The development of willpower–I will, I won’t and I want–may define what it means to be human. Kelly McGonigal, PhD, author of The Willpower Instinct

What could be more needed and/or relevant in early January than Kelly McGonigal‘s The Willpower Instinct: How Self-Control Works, Why It Matters, and What You Can Do to Get More of It (2011)?

And who could be more qualified to write such a book than the woman whose course at Stanford on “The Science of Willpower” regularly draws so much interest?

What is willpower? In an interview with Kate Torgovnick May (TED blog) McGonigal states:

I define willpower as the ability to do what matters most, even when it’s difficult or when some part of you doesn’t want to…There’s a part of you who is looking to the long-term and thinking about certain goals, and then another part of you that has a completely different agenda and wants to maximize current pleasure and minimize current stress, pain and discomfort. The things that require willpower pit those competing selves against each other. Willpower is the ability to align yourself with the brain system that is thinking about long-term goals — that is thinking about big values rather than short-term needs or desires.

As compiled from various sources, below are some of her main points in The Willpower Instinct:

  • The three skills of self-awareness, self-care, and remembering what matters most are what can fend off the three biggest challenges to willpower: temptation, self-criticism, and stress.
  • “If there is a secret for greater self-control, the science points to one thing: the power of paying attention.” Conversely, not paying attention is conducive to losing impulse control.
  • Want to increase your willpower? Exercise it like a muscle.
  • Your willpower will be at its peak when you wake up and decline throughout the day.
  • Sleeping enough and eating healthily helps.
  • Giving yourself small rewards also helps.
  • Guilt over setbacks does not—it often contributes to giving up, at least for a while.
  • Alarming people about the negative nature of their habits is often not beneficial.
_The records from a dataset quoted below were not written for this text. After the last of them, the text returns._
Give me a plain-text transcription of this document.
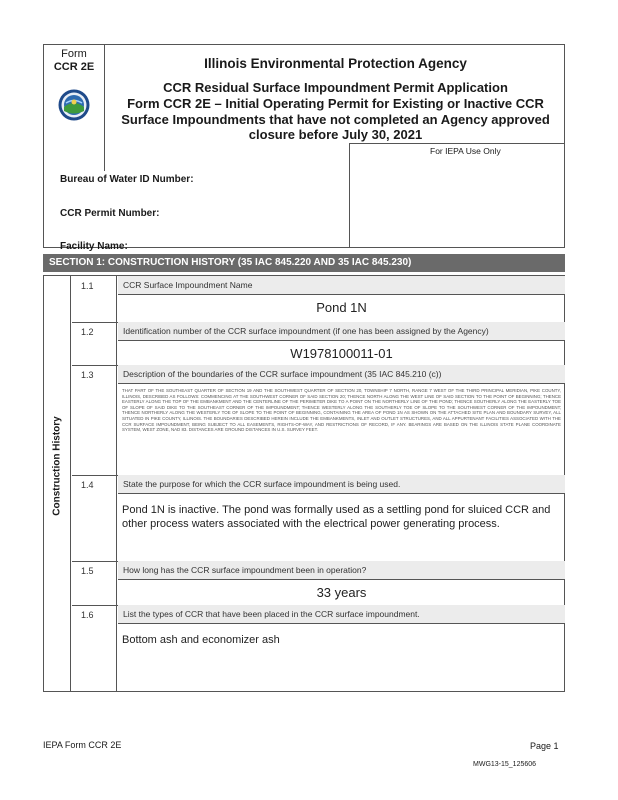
Form
CCR 2E	Illinois Environmental Protection Agency
CCR Residual Surface Impoundment Permit Application
Form CCR 2E – Initial Operating Permit for Existing or Inactive CCR Surface Impoundments that have not completed an Agency approved closure before July 30, 2021
Bureau of Water ID Number:
CCR Permit Number:
Facility Name:
For IEPA Use Only
SECTION 1: CONSTRUCTION HISTORY (35 IAC 845.220 AND 35 IAC 845.230)
Construction History
1.1	CCR Surface Impoundment Name
Pond 1N
1.2	Identification number of the CCR surface impoundment (if one has been assigned by the Agency)
W1978100011-01
1.3	Description of the boundaries of the CCR surface impoundment (35 IAC 845.210 (c))
THAT PART OF THE SOUTHEAST QUARTER OF SECTION 19 AND THE SOUTHWEST QUARTER OF SECTION 20, TOWNSHIP 7 NORTH, RANGE 7 WEST OF THE THIRD PRINCIPAL MERIDIAN, PIKE COUNTY, ILLINOIS, DESCRIBED AS FOLLOWS: COMMENCING AT THE SOUTHWEST CORNER OF SAID SECTION 20; THENCE NORTH ALONG THE WEST LINE OF SAID SECTION TO THE POINT OF BEGINNING; THENCE EASTERLY ALONG THE TOP OF THE EMBANKMENT AND THE CENTERLINE OF THE PERIMETER DIKE TO A POINT ON THE NORTHERLY LINE OF THE POND; THENCE SOUTHERLY ALONG THE EASTERLY TOE OF SLOPE OF SAID DIKE TO THE SOUTHEAST CORNER OF THE IMPOUNDMENT; THENCE WESTERLY ALONG THE SOUTHERLY TOE OF SLOPE TO THE SOUTHWEST CORNER OF THE IMPOUNDMENT; THENCE NORTHERLY ALONG THE WESTERLY TOE OF SLOPE TO THE POINT OF BEGINNING, CONTAINING THE AREA OF POND 1N AS SHOWN ON THE ATTACHED SITE PLAN AND BOUNDARY SURVEY, ALL SITUATED IN PIKE COUNTY, ILLINOIS. THE BOUNDARIES DESCRIBED HEREIN INCLUDE THE EMBANKMENTS, INLET AND OUTLET STRUCTURES, AND ALL APPURTENANT FACILITIES ASSOCIATED WITH THE CCR SURFACE IMPOUNDMENT, BEING SUBJECT TO ALL EASEMENTS, RIGHTS-OF-WAY, AND RESTRICTIONS OF RECORD, IF ANY. BEARINGS ARE BASED ON THE ILLINOIS STATE PLANE COORDINATE SYSTEM, WEST ZONE, NAD 83. DISTANCES ARE GROUND DISTANCES IN U.S. SURVEY FEET.
1.4	State the purpose for which the CCR surface impoundment is being used.
Pond 1N is inactive. The pond was formally used as a settling pond for sluiced CCR and other process waters associated with the electrical power generating process.
1.5	How long has the CCR surface impoundment been in operation?
33 years
1.6	List the types of CCR that have been placed in the CCR surface impoundment.
Bottom ash and economizer ash
IEPA Form CCR 2E	Page 1
MWG13-15_125606
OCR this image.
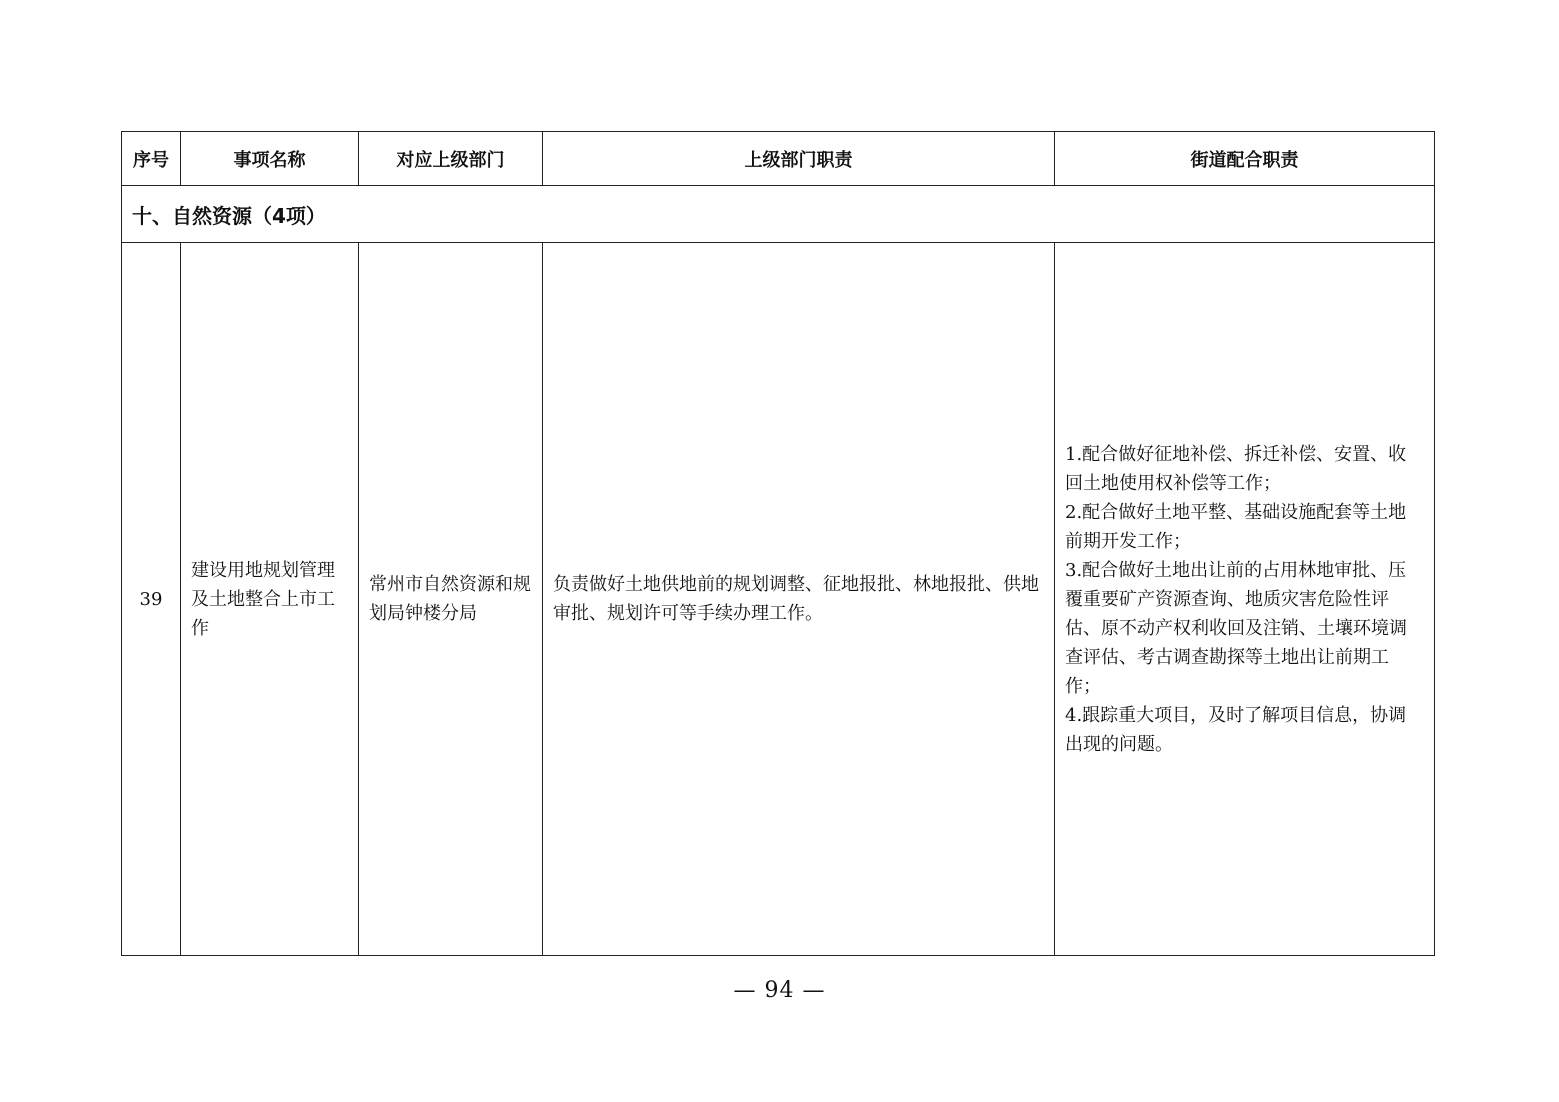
序号	事项名称	对应上级部门	上级部门职责	街道配合职责
十、自然资源（4项）				
39	建设用地规划管理及土地整合上市工作	常州市自然资源和规划局钟楼分局	负责做好土地供地前的规划调整、征地报批、林地报批、供地审批、规划许可等手续办理工作。	1.配合做好征地补偿、拆迁补偿、安置、收回土地使用权补偿等工作；
2.配合做好土地平整、基础设施配套等土地前期开发工作；
3.配合做好土地出让前的占用林地审批、压覆重要矿产资源查询、地质灾害危险性评估、原不动产权利收回及注销、土壤环境调查评估、考古调查勘探等土地出让前期工作；
4.跟踪重大项目，及时了解项目信息，协调出现的问题。
— 94 —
An example of how the latter point might play out, per McGonigal:

A 2009 study found that death warnings trigger stress and fear in smokers—exactly what public health officials hope for. Unfortunately, this anxiety then triggers smokers’ default stress-relief strategy: smoking. Oops. It isn’t logical, but it makes sense based on what we know about how stress influences the brain. Stress triggers cravings and makes dopamine neurons even more excited by any temptation in sight. It doesn’t help that the smoker is—of course—staring at a pack of cigarettes as he reads the warning. So even as a smoker’s brain encodes the words ‘WARNING: Cigarettes cause cancer’ and grapples with awareness of his own mortality, another part of his brain starts screaming, ‘Don’t worry, smoking a cigarette will make you feel better!’

What should you do when your own willpower flags? In a Psychology Today post McGonigal asserts that the following five “temptations” can actually be of use:

1. Reality Television—watch the kind that features people going after a goal. ‘Research shows that willpower can be contagious.’

2. A Snack. ‘One reason willpower runs out is because it’s energy-expensive. The brain uses more energy for self-control than for just about anything else. So if you’re running low on physical energy, you’ll be low in willpower energy.’

3. The Cute YouTube Video. ‘Research show that watching a humorous video restores depleted willpower and helps people get back on track with difficult tasks.’

4. An Afternoon Nap. Because sleep recharges your brain.

5. A Single Espresso. ‘Caffeine gets a bad rap, blamed for energy crashes and overcaffeinated jitters. But in its simplest form—straight up coffee or tea—and reasonable doses (depending on your own caffeine tolerance), caffeine can actually reduce stress.’